Last week I had the opportunity to attend the Open Government Workshop at Princeton University. The three main topics on the table were defining, designing, and sustaining transparency in government: all important aspects of fleshing out the Obama rhetoric of an open government especially as the technologists struggle to make sense of all of the data that the government is publishing as part of its transparency initiates.

So what does “Transparency” really mean? This was an object of debate among the first four panelists, Jon Weinberg (Wayne State), Helen Nissenbaum (NYU), Patrice McDermott (OpenTheGovernment.org) and J.H. Snider (iSolon.org). The general consensus definition is that transparency is the idea that the public can observe government decision making; that the government is open for inspection.

And while there was little argument that transparency facilitates democratic control and legitimacy, there was dissent (particularly from Nissenbaum) that not all government data needs to be transparent. “More can obscure, more can obfuscate, we want not all the information out there, but we want the information to be reduced Рto develop principles of reduction which take openness and turn it into transparency,” said Nissenbaum. Her primary argument comes from her study of privacy, though security was also mentioned. For example court records contain the names of jurors, but what would be the value of publishing that information?  This is an interesting nuance in comparison to the prevailing opinion of the technorati (that ALL data must be published).
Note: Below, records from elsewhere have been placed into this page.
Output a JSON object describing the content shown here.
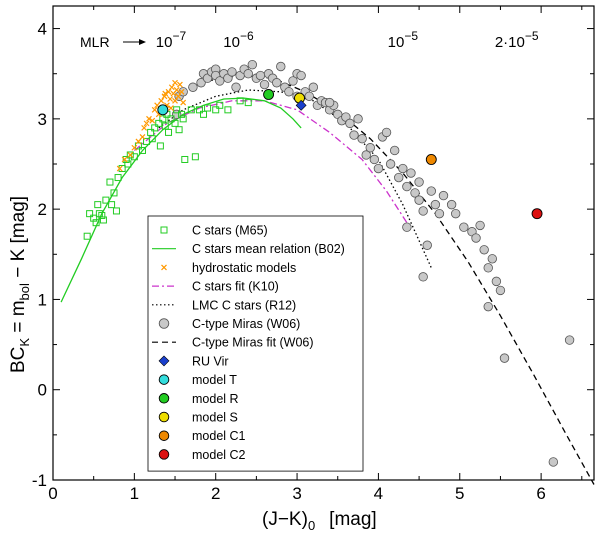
{
  "chart_data": {
    "type": "scatter",
    "xlabel": "(J−K)",
    "xlabel_sub": "0",
    "xlabel_unit": "[mag]",
    "ylabel_parts": [
      "BC",
      "K",
      " = m",
      "bol",
      " − K  [mag]"
    ],
    "xlim": [
      0,
      6.65
    ],
    "ylim": [
      -1,
      4.25
    ],
    "x_ticks": [
      0,
      1,
      2,
      3,
      4,
      5,
      6
    ],
    "y_ticks": [
      -1,
      0,
      1,
      2,
      3,
      4
    ],
    "mlr_label": "MLR",
    "mlr_ticks": [
      {
        "label": "10",
        "exp": "−7",
        "x": 1.45
      },
      {
        "label": "10",
        "exp": "−6",
        "x": 2.28
      },
      {
        "label": "10",
        "exp": "−5",
        "x": 4.3
      },
      {
        "label": "2·10",
        "exp": "−5",
        "x": 5.7
      }
    ],
    "legend": [
      {
        "key": "c_stars",
        "label": "C stars (M65)",
        "marker": "square",
        "color": "#22cc22"
      },
      {
        "key": "c_mean",
        "label": "C stars mean relation (B02)",
        "marker": "line-solid",
        "color": "#22cc22"
      },
      {
        "key": "hydro",
        "label": "hydrostatic models",
        "marker": "cross",
        "color": "#ff9900"
      },
      {
        "key": "k10",
        "label": "C stars fit (K10)",
        "marker": "line-dashdot",
        "color": "#cc33cc"
      },
      {
        "key": "r12",
        "label": "LMC C stars (R12)",
        "marker": "line-dotted",
        "color": "#000000"
      },
      {
        "key": "miras",
        "label": "C-type Miras (W06)",
        "marker": "circle",
        "color": "#c8c8c8"
      },
      {
        "key": "w06fit",
        "label": "C-type Miras fit (W06)",
        "marker": "line-dashed",
        "color": "#000000"
      },
      {
        "key": "ruvir",
        "label": "RU Vir",
        "marker": "diamond",
        "color": "#1a3fcc"
      },
      {
        "key": "modelT",
        "label": "model T",
        "marker": "circle",
        "color": "#33dddd"
      },
      {
        "key": "modelR",
        "label": "model R",
        "marker": "circle",
        "color": "#22cc22"
      },
      {
        "key": "modelS",
        "label": "model S",
        "marker": "circle",
        "color": "#eedd00"
      },
      {
        "key": "modelC1",
        "label": "model C1",
        "marker": "circle",
        "color": "#ee8800"
      },
      {
        "key": "modelC2",
        "label": "model C2",
        "marker": "circle",
        "color": "#dd1111"
      }
    ],
    "series": {
      "c_stars": [
        [
          0.42,
          1.7
        ],
        [
          0.45,
          1.95
        ],
        [
          0.5,
          1.9
        ],
        [
          0.53,
          1.85
        ],
        [
          0.55,
          2.05
        ],
        [
          0.57,
          1.95
        ],
        [
          0.6,
          1.93
        ],
        [
          0.62,
          1.88
        ],
        [
          0.65,
          2.1
        ],
        [
          0.7,
          2.3
        ],
        [
          0.72,
          2.05
        ],
        [
          0.75,
          2.18
        ],
        [
          0.78,
          1.98
        ],
        [
          0.8,
          2.35
        ],
        [
          0.85,
          2.45
        ],
        [
          0.9,
          2.55
        ],
        [
          0.92,
          2.5
        ],
        [
          0.95,
          2.6
        ],
        [
          1.0,
          2.58
        ],
        [
          1.05,
          2.7
        ],
        [
          1.1,
          2.65
        ],
        [
          1.15,
          2.75
        ],
        [
          1.2,
          2.85
        ],
        [
          1.22,
          2.78
        ],
        [
          1.25,
          2.9
        ],
        [
          1.3,
          2.95
        ],
        [
          1.32,
          2.7
        ],
        [
          1.35,
          3.0
        ],
        [
          1.38,
          2.92
        ],
        [
          1.4,
          3.05
        ],
        [
          1.42,
          2.85
        ],
        [
          1.45,
          3.0
        ],
        [
          1.5,
          2.95
        ],
        [
          1.52,
          3.1
        ],
        [
          1.55,
          2.88
        ],
        [
          1.58,
          3.05
        ],
        [
          1.6,
          3.0
        ],
        [
          1.62,
          2.55
        ],
        [
          1.7,
          3.1
        ],
        [
          1.75,
          2.58
        ],
        [
          1.8,
          3.1
        ],
        [
          1.85,
          3.05
        ],
        [
          1.9,
          3.12
        ],
        [
          2.0,
          3.1
        ],
        [
          2.05,
          3.15
        ],
        [
          2.15,
          3.1
        ],
        [
          2.3,
          3.2
        ],
        [
          2.4,
          3.18
        ]
      ],
      "hydro": [
        [
          0.82,
          2.45
        ],
        [
          0.88,
          2.55
        ],
        [
          0.95,
          2.6
        ],
        [
          1.0,
          2.68
        ],
        [
          1.05,
          2.75
        ],
        [
          1.1,
          2.8
        ],
        [
          1.12,
          2.9
        ],
        [
          1.15,
          2.95
        ],
        [
          1.18,
          3.0
        ],
        [
          1.22,
          2.98
        ],
        [
          1.25,
          3.1
        ],
        [
          1.28,
          3.15
        ],
        [
          1.3,
          3.05
        ],
        [
          1.33,
          3.2
        ],
        [
          1.35,
          3.1
        ],
        [
          1.37,
          3.25
        ],
        [
          1.4,
          3.15
        ],
        [
          1.42,
          3.3
        ],
        [
          1.44,
          3.22
        ],
        [
          1.46,
          3.35
        ],
        [
          1.48,
          3.28
        ],
        [
          1.5,
          3.2
        ],
        [
          1.52,
          3.32
        ],
        [
          1.54,
          3.25
        ],
        [
          1.56,
          3.38
        ],
        [
          1.58,
          3.3
        ],
        [
          1.6,
          3.18
        ],
        [
          1.45,
          3.12
        ],
        [
          1.38,
          3.28
        ],
        [
          1.5,
          3.4
        ]
      ],
      "miras": [
        [
          1.52,
          3.05
        ],
        [
          1.55,
          3.25
        ],
        [
          1.6,
          3.3
        ],
        [
          1.72,
          3.35
        ],
        [
          1.82,
          3.4
        ],
        [
          1.85,
          3.5
        ],
        [
          1.9,
          3.45
        ],
        [
          1.95,
          3.52
        ],
        [
          2.0,
          3.55
        ],
        [
          2.0,
          3.48
        ],
        [
          2.05,
          3.42
        ],
        [
          2.1,
          3.5
        ],
        [
          2.15,
          3.45
        ],
        [
          2.2,
          3.52
        ],
        [
          2.25,
          3.35
        ],
        [
          2.3,
          3.48
        ],
        [
          2.35,
          3.55
        ],
        [
          2.4,
          3.5
        ],
        [
          2.45,
          3.6
        ],
        [
          2.5,
          3.45
        ],
        [
          2.55,
          3.48
        ],
        [
          2.6,
          3.38
        ],
        [
          2.65,
          3.5
        ],
        [
          2.7,
          3.45
        ],
        [
          2.75,
          3.4
        ],
        [
          2.8,
          3.58
        ],
        [
          2.85,
          3.35
        ],
        [
          2.9,
          3.3
        ],
        [
          2.95,
          3.42
        ],
        [
          3.0,
          3.5
        ],
        [
          3.05,
          3.48
        ],
        [
          3.1,
          3.3
        ],
        [
          3.15,
          3.25
        ],
        [
          3.2,
          3.35
        ],
        [
          3.25,
          3.15
        ],
        [
          3.3,
          3.2
        ],
        [
          3.35,
          3.18
        ],
        [
          3.4,
          3.1
        ],
        [
          3.45,
          3.15
        ],
        [
          3.5,
          3.05
        ],
        [
          3.55,
          2.98
        ],
        [
          3.6,
          3.02
        ],
        [
          3.65,
          2.95
        ],
        [
          3.7,
          2.82
        ],
        [
          3.75,
          3.0
        ],
        [
          3.8,
          2.78
        ],
        [
          3.85,
          2.6
        ],
        [
          3.9,
          2.68
        ],
        [
          3.95,
          2.55
        ],
        [
          4.0,
          2.45
        ],
        [
          4.05,
          2.8
        ],
        [
          4.1,
          2.85
        ],
        [
          4.15,
          2.5
        ],
        [
          4.2,
          2.65
        ],
        [
          4.25,
          2.35
        ],
        [
          4.3,
          2.45
        ],
        [
          4.35,
          2.25
        ],
        [
          4.4,
          2.4
        ],
        [
          4.45,
          2.18
        ],
        [
          4.5,
          2.3
        ],
        [
          4.5,
          2.1
        ],
        [
          4.55,
          1.98
        ],
        [
          4.6,
          1.6
        ],
        [
          4.55,
          1.25
        ],
        [
          4.65,
          2.2
        ],
        [
          4.7,
          2.05
        ],
        [
          4.75,
          1.95
        ],
        [
          4.8,
          2.15
        ],
        [
          4.9,
          2.05
        ],
        [
          4.95,
          1.95
        ],
        [
          5.05,
          1.8
        ],
        [
          5.15,
          1.75
        ],
        [
          5.2,
          1.68
        ],
        [
          5.25,
          1.82
        ],
        [
          5.3,
          1.55
        ],
        [
          5.35,
          1.35
        ],
        [
          5.4,
          1.45
        ],
        [
          5.45,
          1.2
        ],
        [
          5.5,
          1.1
        ],
        [
          5.35,
          0.92
        ],
        [
          5.55,
          0.35
        ],
        [
          6.35,
          0.55
        ],
        [
          6.15,
          -0.8
        ],
        [
          3.0,
          3.25
        ],
        [
          3.4,
          3.18
        ],
        [
          4.35,
          1.8
        ]
      ],
      "c_mean": [
        [
          0.1,
          0.97
        ],
        [
          0.35,
          1.45
        ],
        [
          0.6,
          1.95
        ],
        [
          0.85,
          2.35
        ],
        [
          1.1,
          2.65
        ],
        [
          1.35,
          2.88
        ],
        [
          1.6,
          3.05
        ],
        [
          1.85,
          3.15
        ],
        [
          2.1,
          3.22
        ],
        [
          2.35,
          3.23
        ],
        [
          2.6,
          3.2
        ],
        [
          2.8,
          3.12
        ],
        [
          2.95,
          3.0
        ],
        [
          3.05,
          2.9
        ]
      ],
      "k10": [
        [
          1.0,
          2.65
        ],
        [
          1.4,
          2.95
        ],
        [
          1.8,
          3.12
        ],
        [
          2.2,
          3.2
        ],
        [
          2.6,
          3.2
        ],
        [
          3.0,
          3.1
        ],
        [
          3.4,
          2.85
        ],
        [
          3.8,
          2.55
        ],
        [
          4.1,
          2.2
        ],
        [
          4.35,
          1.85
        ]
      ],
      "r12": [
        [
          1.3,
          2.9
        ],
        [
          1.6,
          3.1
        ],
        [
          2.0,
          3.25
        ],
        [
          2.4,
          3.32
        ],
        [
          2.8,
          3.3
        ],
        [
          3.2,
          3.2
        ],
        [
          3.6,
          2.95
        ],
        [
          4.0,
          2.55
        ],
        [
          4.3,
          2.05
        ],
        [
          4.5,
          1.65
        ],
        [
          4.65,
          1.35
        ]
      ],
      "w06fit": [
        [
          1.55,
          3.3
        ],
        [
          1.9,
          3.42
        ],
        [
          2.3,
          3.48
        ],
        [
          2.7,
          3.45
        ],
        [
          3.1,
          3.3
        ],
        [
          3.5,
          3.08
        ],
        [
          3.9,
          2.78
        ],
        [
          4.3,
          2.4
        ],
        [
          4.7,
          1.95
        ],
        [
          5.1,
          1.42
        ],
        [
          5.5,
          0.82
        ],
        [
          5.9,
          0.18
        ],
        [
          6.3,
          -0.48
        ],
        [
          6.65,
          -1.05
        ]
      ],
      "ruvir": [
        [
          3.05,
          3.15
        ]
      ],
      "modelT": [
        [
          1.35,
          3.1
        ]
      ],
      "modelR": [
        [
          2.65,
          3.27
        ]
      ],
      "modelS": [
        [
          3.03,
          3.23
        ]
      ],
      "modelC1": [
        [
          4.65,
          2.55
        ]
      ],
      "modelC2": [
        [
          5.95,
          1.95
        ]
      ]
    }
  }
}
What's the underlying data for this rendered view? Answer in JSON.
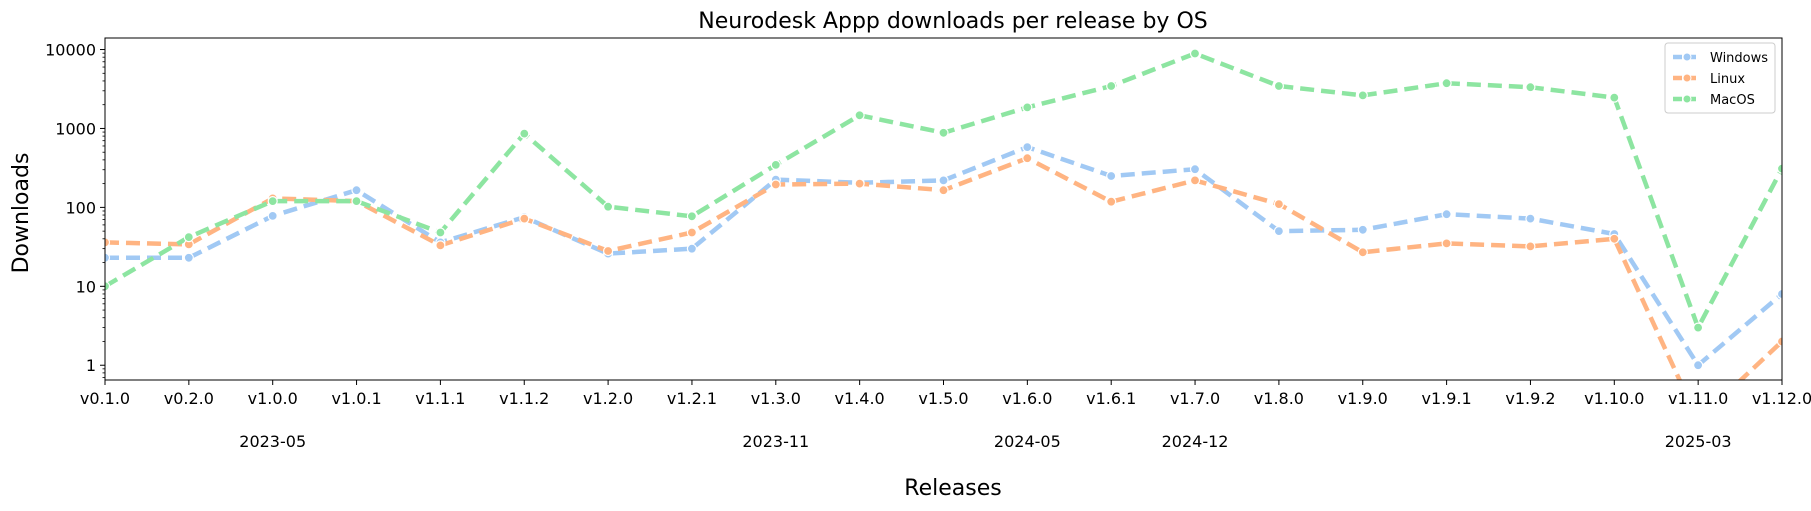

In the absence of publishing everything though it seems that the government would need to develop guidelines for not only what was or wasn’t published, but also the rationale. At least then the public would know what was being withheld and why.

Next up was the panel on Designing Transparency including Ginny Hunt (Google), Clay Johnson (Sunlight Labs), Eric Kansa (UC Berkeley), and Josh Tauberer (GovtTrack.us). From a technological perspective this was the most interesting panel, especially hearing about all of the work that the Sunlight foundation has done to build a community of software developers interesting in making sense of the government data deluge. Sunlight is known for sponsoring large “app” contests, and Clay spoke extensively about the Sunlight strategy behind these contests. For instance, the Apps for America data.gov challenge was designed to help validate the release of the data by the government, to help find the most interesting data sources (a crowdsourcing approach), and to build community.

Clay acknowledged that most apps created via their contests are not sustainable, but that the goals of the contests were more about building a hacking community around the data. Indeed he referred to Sunlight Labs as, “A match.com for people who want non-romantic relationships and want to create open-source government projects.”

The next Sunlight contest will try to build community around the design / art component – to make government data more accessible and consumable rather than more pragmatic. While it’s great that Sunlight is spurring the creation of community and relationships between like-minded individuals, it’s hard to think that their approach is really sustainable.

I’ve argued before that there’s little impetus for building on and connecting the dots when there’s lots of apps the are birthed and die in such a short period of time. Sensemaking and making government data accessible is something where journalism institutions can and should take on the challenge of sustainability.